On View
Why Peter Hujar’s Photos Feel So Resonant Right Now
"Speed of Life" at the Morgan Library and Museum has touched a nerve.
"Speed of Life" at the Morgan Library and Museum has touched a nerve.
Ashton Cooper ShareShare This Article
The Morgan Library’s much-praised Peter Hujar show has been a constant source of conversation since opening at the beginning of this year and, naturally, it came up during recent studio visits with artists Scott Treleaven and Paul P., both of whom have shown their work alongside Hujar’s in the past. While acknowledging their love of the photos, they wondered, after all the shows of Hujar photographs over the past 15 years (including an exhibition at MoMA PS1 and several solo shows at galleries), why has this particular show received so much adulation?
Is it the thoughtful installation? Is it the inclusion of a wide breadth of his work? Is it our obsession with seeing the real Manhattan of the ‘70s and authentic artists who never sold out? Or is it simply that Hujar’s work says something to us in this particular moment that we need to hear?
These questions were on my mind during multiple visits to the show in question, which is composed of 164 black-and-white photographs that hang in a single room painted a warm grey, making it feel not just manageably sized but also intimate, private. The installation is indeed incredibly well conceived, allowing for viewers to appreciate repeated subject matter or visual motifs without feeling spoonfed.
One especially effective display choice is hanging a single image—often an iconic one, such as Hujar’s well-known 1975 portrait of Susan Sontag seductively reclining in a ribbed turtleneck—to the left of a grid of four works that elaborate on its content. To the right of the Sontag portrait, for example, are portraits of Fran Lebowitz, from 1974; Charles Ludlam, from 1975; Bill Elliot, from 1974; and Dean Savard, from 1984, all in states of languorous repose. Taken together, they make a bewitching group of masculine-of-center bodies enacting poses conventionally left to the female nude.

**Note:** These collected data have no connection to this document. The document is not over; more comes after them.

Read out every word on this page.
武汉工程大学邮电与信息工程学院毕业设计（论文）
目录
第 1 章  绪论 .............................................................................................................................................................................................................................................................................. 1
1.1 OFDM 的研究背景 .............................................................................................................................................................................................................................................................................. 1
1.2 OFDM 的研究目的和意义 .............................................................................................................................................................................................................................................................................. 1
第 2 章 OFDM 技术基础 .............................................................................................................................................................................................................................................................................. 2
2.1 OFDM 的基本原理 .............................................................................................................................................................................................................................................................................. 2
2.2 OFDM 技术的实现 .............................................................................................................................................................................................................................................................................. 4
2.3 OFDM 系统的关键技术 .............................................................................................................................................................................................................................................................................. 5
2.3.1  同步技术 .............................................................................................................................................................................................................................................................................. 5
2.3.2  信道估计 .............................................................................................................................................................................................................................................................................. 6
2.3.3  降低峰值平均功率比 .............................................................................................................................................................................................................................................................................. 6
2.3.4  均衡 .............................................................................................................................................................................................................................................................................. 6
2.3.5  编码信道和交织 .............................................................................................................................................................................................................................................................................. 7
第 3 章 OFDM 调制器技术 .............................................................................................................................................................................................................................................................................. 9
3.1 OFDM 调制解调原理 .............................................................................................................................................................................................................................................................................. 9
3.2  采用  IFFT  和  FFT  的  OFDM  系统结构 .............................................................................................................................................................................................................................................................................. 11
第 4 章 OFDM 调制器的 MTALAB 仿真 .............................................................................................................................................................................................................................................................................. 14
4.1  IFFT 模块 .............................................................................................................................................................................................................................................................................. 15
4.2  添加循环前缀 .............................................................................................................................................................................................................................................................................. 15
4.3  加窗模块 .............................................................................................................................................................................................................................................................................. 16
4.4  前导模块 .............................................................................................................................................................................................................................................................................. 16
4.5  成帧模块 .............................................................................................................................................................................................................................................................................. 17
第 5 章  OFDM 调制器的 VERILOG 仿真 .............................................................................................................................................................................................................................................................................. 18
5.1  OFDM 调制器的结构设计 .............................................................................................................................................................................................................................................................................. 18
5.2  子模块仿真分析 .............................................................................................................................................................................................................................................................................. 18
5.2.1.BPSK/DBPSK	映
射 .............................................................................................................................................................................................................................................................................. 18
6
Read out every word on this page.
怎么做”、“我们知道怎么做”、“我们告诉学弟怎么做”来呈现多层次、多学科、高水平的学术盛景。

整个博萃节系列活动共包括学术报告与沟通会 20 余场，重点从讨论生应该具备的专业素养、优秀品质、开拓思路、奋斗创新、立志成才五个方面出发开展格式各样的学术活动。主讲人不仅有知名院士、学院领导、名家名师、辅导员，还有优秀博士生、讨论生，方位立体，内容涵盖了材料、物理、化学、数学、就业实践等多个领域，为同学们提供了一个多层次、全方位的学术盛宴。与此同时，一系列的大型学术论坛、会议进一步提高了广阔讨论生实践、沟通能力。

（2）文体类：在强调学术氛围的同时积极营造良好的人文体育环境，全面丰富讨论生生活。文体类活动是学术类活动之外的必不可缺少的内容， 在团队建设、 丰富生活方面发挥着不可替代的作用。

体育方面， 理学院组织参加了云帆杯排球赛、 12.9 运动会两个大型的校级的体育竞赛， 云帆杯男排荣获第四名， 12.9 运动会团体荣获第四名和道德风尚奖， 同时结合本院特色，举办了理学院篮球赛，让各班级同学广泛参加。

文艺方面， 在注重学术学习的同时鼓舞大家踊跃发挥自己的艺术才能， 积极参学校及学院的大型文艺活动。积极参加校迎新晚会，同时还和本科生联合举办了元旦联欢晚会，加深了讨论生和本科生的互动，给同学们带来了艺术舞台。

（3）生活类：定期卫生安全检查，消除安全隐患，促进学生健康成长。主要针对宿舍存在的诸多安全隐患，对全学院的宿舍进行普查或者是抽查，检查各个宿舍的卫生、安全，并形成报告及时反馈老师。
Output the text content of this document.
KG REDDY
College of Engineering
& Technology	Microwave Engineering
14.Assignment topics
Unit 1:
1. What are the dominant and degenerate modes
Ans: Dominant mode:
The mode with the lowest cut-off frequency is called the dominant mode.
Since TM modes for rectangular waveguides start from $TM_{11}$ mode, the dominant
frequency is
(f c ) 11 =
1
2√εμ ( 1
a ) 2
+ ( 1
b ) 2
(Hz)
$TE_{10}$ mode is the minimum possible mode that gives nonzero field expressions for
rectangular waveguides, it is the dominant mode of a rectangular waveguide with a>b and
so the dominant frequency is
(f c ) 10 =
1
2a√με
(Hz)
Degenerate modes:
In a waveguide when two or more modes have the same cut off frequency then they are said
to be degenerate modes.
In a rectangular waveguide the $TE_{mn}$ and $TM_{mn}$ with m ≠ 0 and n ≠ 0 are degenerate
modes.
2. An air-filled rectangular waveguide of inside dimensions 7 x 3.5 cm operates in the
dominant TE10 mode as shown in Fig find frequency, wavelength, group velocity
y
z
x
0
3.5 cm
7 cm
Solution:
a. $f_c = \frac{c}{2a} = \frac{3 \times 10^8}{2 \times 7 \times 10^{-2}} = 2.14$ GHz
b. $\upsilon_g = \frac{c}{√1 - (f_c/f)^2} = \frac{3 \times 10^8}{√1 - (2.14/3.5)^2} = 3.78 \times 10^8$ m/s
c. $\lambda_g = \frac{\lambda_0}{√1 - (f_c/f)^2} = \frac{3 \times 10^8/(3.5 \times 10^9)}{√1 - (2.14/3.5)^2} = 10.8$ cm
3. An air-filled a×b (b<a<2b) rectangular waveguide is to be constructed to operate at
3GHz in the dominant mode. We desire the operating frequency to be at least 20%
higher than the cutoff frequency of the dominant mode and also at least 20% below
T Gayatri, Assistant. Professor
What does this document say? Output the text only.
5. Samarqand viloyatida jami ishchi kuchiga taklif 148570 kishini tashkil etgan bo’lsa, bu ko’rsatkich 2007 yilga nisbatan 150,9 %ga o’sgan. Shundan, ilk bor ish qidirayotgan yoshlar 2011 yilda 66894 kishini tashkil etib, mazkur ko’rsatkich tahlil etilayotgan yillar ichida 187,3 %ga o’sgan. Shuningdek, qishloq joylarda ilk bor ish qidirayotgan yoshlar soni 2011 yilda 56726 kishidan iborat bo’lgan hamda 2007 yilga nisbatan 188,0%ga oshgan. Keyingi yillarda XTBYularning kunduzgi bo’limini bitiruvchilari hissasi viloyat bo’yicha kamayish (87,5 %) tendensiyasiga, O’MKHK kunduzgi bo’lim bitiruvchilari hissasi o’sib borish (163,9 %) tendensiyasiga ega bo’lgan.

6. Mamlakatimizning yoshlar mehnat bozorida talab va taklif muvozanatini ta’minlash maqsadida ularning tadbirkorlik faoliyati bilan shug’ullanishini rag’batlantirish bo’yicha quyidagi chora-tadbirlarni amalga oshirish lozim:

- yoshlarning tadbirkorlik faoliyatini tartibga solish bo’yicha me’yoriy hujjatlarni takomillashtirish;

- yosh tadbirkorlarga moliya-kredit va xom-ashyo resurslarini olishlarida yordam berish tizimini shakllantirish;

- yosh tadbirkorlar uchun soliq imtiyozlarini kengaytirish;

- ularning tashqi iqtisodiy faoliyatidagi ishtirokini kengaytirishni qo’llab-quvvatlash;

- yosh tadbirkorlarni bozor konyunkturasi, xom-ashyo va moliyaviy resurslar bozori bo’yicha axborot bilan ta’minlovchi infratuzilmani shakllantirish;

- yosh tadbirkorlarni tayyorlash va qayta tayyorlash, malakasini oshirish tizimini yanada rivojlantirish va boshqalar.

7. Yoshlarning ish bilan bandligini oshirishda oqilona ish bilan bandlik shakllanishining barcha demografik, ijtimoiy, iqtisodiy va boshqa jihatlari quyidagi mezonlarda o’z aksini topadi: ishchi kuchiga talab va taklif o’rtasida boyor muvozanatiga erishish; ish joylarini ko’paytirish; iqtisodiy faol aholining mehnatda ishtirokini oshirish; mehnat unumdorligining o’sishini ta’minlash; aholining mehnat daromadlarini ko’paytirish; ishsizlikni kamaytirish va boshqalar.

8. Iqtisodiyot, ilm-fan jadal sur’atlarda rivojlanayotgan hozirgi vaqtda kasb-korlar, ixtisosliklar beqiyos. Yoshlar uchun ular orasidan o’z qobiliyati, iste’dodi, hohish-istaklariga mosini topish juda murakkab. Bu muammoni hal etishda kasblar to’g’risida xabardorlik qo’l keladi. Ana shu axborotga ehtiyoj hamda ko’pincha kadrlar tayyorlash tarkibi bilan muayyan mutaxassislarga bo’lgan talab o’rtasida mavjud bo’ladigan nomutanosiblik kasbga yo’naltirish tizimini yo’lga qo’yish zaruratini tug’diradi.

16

Another well-conceived aspect of the installation is the grid of 40 photos on the back wall that anchors the exhibition in Hujar’s own method of hanging the works. Hujar preferred to show the works in a grid that incorporated a mix of subject matter, as in his last exhibition at Gracie Mansion Gallery in January 1986, shortly before he died of AIDS-related pneumonia. Curator Joel Smith has made a clear choice to hang the entire exhibition following Hujar’s own preference for intermingling images of humans, animals, cityscapes, and photos of the Hudson River.
In a portrait of Edwin Denby from 1975 that depicts the lithe poet and dance critic in his later years, Hujar photographs Denby with tousled hair sitting up in bed. Using an extremely shallow depth of field, Hujar captures just Denby’s face and a bit of his protruding shirt in focus. This shallowness even excludes Denby’s ears, which in their fuzziness are pushed to the background. The effect of all of this is to make me feel like I’ve leaned my own face in so close to Denby’s that I’m just able to perceive the immediacy of his eyes, nose, and mouth. Hujar has created the feeling of a private moment between Denby and me, a feeling of shared bodily proximity.
In Randy Gilberti’s Legs (1981), the photo shows its subject’s legs from the knees down with the subtle indentations left by the socks’ elastic evident on his ankles. “I want people to feel the picture and smell it,” Hujar said of his approach to the nude.
One of the pleasures of this show is discovering that Hujar’s attentive tenderness also extends to his many portraits of animals. In Goose—Germantown (1984), Hujar uses a depth of field similar to the intimate Denby portrait. The titular white goose faces the camera, looking directly into the lens, its eyes, beak, and bulbous chest in focus, while the sparse landscape blurs in the background. There are several other striking animal/human juxtapositions throughout the show: Horse in West Virginia (1969) and Reclining Nude on Couch (1978) or Great Dane (1981) and Nude Backstage (Ridiculous Theatrical Company, “Eunuchs of the Forbidden City,” Westbeth) (1973).
If portrait photography is stereotypically discussed in terms of capturing something revealing or true about the sitter that can only be seen with a camera, Hujar is making an argument for another function of the portrait. He isn’t after Truth, but allowing people to be vulnerable, to share something small of their private selves. Hujar’s photographic look is tender.
I’m sure his work feels urgent to many of us right now—especially those with bodies that are marginalized and threatened—for a multitude of reasons, but it is this gentleness that stands out to me. Hujar’s photography memorializes and monumentalizes acts of tenderness and moments of vulnerability, things that lately feel less and less practicable and, for that reason, more and more important.
“Peter Hujar: Speed of Life” is on view at the Morgan Library and Museum, through May 20, 2018.